A Proposed Biomedical Data Policy Framework to Reduce Fragmentation, Improve Quality, and Incentivize Sharing in Indian Healthcare in the era of Artificial Intelligence and Digital Health

arXiv:2604.1112533.5h-index: 2
Predicted impact top 86% in AI · last 90 daysOriginality Synthesis-oriented
AI Analysis

For Indian healthcare stakeholders, this framework addresses systemic incentive misalignment to enable AI-ready data, but it is a policy proposal without empirical validation.

The paper identifies fragmented biomedical data in India as a barrier to AI in healthcare, proposing a policy framework with incentives like data paper recognition in promotion criteria and Shapley value-based revenue sharing to improve data sharing and quality.

India generates vast biomedical data through postgraduate research, government hospital services and audits, government schemes, private hospitals and their electronic medical record (EMR) systems, insurance programs and standalone clinics. Unfortunately, these resources remain fragmented across institutional silos and vendor-locked EMR systems.
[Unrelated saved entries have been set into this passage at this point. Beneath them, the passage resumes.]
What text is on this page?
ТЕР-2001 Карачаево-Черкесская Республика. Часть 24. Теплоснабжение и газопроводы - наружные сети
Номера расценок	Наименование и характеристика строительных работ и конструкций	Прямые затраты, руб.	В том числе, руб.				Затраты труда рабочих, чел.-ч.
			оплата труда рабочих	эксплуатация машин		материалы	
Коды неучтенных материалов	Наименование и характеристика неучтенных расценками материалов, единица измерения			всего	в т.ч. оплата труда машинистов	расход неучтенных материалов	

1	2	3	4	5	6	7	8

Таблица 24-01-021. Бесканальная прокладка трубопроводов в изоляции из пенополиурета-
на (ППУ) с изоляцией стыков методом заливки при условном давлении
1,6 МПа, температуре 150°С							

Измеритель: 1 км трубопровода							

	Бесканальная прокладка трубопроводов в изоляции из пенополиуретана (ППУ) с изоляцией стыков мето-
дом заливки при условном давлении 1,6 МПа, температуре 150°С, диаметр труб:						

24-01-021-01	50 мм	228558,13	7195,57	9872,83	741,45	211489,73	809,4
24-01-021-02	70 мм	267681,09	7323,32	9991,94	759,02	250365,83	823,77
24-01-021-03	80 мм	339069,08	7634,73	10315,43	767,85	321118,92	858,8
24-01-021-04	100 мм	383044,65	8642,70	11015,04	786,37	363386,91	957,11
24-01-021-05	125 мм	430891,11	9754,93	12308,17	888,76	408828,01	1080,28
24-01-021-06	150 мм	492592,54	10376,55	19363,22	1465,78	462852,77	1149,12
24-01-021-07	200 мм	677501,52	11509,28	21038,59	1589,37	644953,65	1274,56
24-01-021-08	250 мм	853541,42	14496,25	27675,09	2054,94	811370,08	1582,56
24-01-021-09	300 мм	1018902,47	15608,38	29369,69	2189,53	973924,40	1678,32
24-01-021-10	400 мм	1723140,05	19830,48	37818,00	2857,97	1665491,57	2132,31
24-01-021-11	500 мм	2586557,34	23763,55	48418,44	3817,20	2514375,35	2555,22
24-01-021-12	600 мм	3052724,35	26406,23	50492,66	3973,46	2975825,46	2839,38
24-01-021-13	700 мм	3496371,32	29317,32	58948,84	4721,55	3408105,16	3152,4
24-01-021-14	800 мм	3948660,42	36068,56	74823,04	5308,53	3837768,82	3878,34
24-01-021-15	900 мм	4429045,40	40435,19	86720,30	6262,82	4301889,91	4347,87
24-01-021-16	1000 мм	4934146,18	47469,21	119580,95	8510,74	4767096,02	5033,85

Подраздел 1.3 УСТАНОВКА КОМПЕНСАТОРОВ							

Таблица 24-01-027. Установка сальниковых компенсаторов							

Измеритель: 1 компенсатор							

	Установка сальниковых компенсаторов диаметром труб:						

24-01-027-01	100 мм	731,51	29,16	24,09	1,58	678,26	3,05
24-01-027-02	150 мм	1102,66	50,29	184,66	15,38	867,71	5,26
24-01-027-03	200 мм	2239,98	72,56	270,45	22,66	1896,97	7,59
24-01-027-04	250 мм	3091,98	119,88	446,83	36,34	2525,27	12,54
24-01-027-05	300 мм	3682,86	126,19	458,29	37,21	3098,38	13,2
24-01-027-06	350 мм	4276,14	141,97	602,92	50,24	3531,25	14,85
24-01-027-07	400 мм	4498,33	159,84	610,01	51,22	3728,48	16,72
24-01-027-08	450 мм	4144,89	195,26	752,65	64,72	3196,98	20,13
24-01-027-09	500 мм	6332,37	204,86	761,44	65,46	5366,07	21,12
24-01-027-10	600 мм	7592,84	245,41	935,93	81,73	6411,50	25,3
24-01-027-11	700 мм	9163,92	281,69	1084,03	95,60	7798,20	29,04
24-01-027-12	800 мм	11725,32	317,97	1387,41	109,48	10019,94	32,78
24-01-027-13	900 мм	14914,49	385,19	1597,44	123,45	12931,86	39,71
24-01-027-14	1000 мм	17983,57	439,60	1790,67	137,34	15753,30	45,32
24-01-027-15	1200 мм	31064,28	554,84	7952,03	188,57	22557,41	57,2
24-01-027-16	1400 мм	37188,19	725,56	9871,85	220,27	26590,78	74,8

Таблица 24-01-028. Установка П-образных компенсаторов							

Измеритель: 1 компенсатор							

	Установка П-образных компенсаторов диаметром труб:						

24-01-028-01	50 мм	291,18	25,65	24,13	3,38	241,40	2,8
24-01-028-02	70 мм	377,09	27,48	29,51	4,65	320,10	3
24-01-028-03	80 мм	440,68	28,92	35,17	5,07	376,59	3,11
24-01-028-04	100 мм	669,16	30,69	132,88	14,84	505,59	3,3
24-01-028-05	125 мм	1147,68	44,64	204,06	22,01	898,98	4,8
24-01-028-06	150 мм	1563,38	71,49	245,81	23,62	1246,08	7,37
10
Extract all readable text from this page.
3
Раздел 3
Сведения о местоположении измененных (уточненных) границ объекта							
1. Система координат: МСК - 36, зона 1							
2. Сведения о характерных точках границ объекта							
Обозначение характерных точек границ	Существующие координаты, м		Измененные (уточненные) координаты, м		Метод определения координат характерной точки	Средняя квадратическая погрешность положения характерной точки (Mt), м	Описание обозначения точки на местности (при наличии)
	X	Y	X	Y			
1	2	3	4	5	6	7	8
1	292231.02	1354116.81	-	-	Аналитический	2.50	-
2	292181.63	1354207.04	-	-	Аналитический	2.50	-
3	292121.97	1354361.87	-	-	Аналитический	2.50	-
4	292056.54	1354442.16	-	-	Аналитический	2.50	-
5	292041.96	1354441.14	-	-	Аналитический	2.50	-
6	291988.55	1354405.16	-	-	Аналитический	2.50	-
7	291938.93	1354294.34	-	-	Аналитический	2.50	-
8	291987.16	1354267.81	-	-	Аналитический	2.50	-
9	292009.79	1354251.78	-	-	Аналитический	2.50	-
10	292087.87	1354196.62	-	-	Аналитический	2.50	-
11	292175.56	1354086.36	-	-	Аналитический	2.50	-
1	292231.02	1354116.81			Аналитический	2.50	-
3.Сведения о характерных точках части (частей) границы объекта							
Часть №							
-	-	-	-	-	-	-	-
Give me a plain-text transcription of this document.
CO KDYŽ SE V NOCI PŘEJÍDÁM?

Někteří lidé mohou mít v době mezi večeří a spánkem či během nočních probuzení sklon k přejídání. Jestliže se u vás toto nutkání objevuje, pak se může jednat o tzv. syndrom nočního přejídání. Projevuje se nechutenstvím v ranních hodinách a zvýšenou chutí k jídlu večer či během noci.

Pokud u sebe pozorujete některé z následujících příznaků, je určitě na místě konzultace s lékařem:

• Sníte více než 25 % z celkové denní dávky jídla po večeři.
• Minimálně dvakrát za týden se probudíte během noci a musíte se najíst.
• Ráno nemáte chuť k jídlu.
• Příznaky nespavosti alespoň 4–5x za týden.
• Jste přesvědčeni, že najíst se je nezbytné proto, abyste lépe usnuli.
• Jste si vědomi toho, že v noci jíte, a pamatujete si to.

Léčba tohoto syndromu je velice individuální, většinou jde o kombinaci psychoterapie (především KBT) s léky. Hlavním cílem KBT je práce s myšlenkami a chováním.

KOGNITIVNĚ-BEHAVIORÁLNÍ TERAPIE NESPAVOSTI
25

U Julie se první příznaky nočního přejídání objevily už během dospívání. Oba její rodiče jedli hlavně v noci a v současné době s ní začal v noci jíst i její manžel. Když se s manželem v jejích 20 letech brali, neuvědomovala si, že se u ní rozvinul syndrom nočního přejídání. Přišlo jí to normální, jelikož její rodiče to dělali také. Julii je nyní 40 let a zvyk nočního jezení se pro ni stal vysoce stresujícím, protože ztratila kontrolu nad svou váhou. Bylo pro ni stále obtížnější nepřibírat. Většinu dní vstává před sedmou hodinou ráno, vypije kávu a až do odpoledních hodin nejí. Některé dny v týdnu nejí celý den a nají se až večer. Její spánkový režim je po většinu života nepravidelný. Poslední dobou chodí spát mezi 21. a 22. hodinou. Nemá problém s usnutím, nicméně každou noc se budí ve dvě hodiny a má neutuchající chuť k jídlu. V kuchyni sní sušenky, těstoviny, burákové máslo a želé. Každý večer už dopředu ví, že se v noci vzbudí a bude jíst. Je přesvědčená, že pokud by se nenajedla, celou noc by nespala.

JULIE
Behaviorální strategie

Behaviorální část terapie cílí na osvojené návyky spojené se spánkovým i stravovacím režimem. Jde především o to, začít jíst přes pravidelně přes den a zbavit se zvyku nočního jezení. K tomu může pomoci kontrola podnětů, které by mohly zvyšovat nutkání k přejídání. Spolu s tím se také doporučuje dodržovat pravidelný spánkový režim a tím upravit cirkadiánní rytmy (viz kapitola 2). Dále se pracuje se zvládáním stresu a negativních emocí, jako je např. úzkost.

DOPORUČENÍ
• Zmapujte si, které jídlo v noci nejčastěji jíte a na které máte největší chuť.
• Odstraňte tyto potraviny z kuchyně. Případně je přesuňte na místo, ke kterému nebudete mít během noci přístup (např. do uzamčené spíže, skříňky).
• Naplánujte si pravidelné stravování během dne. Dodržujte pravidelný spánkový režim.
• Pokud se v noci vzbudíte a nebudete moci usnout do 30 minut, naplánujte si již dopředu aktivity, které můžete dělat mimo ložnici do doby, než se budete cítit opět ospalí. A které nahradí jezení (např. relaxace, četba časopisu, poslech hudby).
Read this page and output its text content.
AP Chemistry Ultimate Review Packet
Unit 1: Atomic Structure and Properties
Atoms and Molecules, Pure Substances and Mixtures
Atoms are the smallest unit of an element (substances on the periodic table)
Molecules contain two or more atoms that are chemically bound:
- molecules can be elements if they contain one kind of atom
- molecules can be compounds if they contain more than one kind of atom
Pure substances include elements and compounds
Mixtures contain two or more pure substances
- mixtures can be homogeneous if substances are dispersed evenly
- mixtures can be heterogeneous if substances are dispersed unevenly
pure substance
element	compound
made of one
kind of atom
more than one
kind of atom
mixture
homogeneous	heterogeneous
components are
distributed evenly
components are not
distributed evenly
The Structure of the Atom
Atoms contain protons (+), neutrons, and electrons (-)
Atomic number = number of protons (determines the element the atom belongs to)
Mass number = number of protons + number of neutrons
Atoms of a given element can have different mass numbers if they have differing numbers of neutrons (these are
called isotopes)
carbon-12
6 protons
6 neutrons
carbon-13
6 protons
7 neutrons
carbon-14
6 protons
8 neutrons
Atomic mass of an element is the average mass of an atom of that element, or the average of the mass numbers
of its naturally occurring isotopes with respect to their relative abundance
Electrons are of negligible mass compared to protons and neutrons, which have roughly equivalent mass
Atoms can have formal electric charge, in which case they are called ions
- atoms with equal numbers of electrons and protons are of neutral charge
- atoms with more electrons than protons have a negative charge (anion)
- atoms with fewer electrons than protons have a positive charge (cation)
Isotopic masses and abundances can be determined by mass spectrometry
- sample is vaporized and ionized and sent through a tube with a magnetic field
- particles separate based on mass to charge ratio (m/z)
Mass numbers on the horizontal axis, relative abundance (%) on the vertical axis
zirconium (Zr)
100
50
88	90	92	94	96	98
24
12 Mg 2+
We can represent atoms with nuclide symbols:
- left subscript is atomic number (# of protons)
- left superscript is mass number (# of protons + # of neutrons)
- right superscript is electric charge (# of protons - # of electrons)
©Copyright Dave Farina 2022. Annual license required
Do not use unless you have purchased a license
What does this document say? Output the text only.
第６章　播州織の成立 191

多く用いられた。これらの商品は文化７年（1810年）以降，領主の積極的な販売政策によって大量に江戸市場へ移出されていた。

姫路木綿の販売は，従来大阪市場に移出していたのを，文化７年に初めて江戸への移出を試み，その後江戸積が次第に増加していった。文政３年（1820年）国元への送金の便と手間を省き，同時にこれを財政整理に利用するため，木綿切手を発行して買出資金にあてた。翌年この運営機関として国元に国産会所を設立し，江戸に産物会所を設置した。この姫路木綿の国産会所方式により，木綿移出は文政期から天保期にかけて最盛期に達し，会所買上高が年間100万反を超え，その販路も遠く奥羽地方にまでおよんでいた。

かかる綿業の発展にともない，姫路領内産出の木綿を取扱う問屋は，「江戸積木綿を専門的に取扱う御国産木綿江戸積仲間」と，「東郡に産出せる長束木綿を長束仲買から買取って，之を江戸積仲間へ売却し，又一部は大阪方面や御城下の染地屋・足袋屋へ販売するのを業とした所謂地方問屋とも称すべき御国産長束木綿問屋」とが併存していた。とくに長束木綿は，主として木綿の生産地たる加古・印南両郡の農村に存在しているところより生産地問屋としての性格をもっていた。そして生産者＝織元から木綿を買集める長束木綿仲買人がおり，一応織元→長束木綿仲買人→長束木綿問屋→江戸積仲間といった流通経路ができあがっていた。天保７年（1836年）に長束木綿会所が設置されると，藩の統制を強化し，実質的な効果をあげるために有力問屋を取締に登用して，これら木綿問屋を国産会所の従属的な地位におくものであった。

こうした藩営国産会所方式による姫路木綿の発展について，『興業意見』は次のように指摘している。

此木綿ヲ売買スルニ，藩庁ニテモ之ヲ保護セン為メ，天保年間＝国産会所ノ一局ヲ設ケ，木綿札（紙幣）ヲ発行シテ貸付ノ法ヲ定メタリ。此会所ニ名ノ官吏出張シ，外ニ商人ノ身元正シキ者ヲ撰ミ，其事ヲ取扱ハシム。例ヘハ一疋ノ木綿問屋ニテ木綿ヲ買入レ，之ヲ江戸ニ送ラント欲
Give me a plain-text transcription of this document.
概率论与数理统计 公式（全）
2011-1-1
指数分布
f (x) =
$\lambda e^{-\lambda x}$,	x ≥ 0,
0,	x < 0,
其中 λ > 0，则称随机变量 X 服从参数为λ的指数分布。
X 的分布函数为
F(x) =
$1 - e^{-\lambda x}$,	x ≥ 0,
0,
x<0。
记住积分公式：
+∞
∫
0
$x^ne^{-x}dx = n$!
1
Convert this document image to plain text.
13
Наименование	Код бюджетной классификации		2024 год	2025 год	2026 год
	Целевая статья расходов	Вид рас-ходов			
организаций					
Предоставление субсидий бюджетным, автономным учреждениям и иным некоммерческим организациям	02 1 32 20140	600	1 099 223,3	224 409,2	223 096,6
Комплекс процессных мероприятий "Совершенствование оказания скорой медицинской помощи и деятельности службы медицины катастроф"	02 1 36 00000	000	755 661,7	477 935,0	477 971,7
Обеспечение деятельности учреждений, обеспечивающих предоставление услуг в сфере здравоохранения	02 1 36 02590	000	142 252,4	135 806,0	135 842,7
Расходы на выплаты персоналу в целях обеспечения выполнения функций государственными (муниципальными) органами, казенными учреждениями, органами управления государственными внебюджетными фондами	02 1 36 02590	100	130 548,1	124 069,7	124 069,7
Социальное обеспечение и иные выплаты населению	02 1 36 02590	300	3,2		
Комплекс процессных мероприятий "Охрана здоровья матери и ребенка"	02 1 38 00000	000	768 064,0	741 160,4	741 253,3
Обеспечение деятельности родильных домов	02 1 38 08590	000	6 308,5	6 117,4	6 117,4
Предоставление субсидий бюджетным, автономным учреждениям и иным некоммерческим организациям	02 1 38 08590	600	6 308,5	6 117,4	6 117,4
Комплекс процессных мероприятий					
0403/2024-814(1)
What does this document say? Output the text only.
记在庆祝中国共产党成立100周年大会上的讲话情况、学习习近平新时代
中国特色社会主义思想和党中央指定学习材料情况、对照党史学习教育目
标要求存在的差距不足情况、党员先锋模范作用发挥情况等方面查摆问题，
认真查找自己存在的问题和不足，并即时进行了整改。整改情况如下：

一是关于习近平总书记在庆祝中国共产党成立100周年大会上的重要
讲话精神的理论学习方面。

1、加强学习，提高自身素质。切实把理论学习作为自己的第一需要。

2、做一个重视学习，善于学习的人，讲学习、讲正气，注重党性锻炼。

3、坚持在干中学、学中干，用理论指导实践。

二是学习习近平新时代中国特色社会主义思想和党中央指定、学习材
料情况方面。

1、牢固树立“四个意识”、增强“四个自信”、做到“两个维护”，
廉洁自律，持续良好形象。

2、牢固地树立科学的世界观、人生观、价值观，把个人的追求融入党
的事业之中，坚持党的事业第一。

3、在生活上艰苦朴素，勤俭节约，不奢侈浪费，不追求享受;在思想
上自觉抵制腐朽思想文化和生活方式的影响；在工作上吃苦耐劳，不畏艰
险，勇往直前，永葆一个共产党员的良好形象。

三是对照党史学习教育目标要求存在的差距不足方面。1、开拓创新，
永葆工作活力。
The fundamental bottleneck is not technological but economic and academic. There is a systemic misalignment of incentives that renders data sharing a high-risk, low-reward activity for individual researchers and institutions. Until India's academic promotion criteria, institutional rankings, and funding mechanisms explicitly recognize and reward data curation as professional work, the nation's AI ambitions will remain constrained by fragmented, non-interoperable datasets. We propose a multi-layered incentive architecture integrating recognition of data papers in National Medical Commission (NMC) promotion criteria, incorporation of open data metrics into the National Institutional Ranking Framework (NIRF), adoption of Shapley Value-based revenue sharing in federated learning consortia, and establishment of institutional data stewardship as a mainstream professional role. Critical barriers to data sharing, including fear of data quality scrutiny, concerns about misinterpretation, and selective reporting bias, are addressed through mandatory data quality assessment, structured peer review, and academic credit for auditing roles. The proposed framework directly addresses regulatory constraints introduced by the Digital Personal Data Protection Act 2023 (DPDPA), while constructively engaging with the National Data Sharing and Accessibility Policy (NDSAP), Biotech-PRIDE Guidelines, and the Anusandhan National Research Foundation (ANRF) guidelines.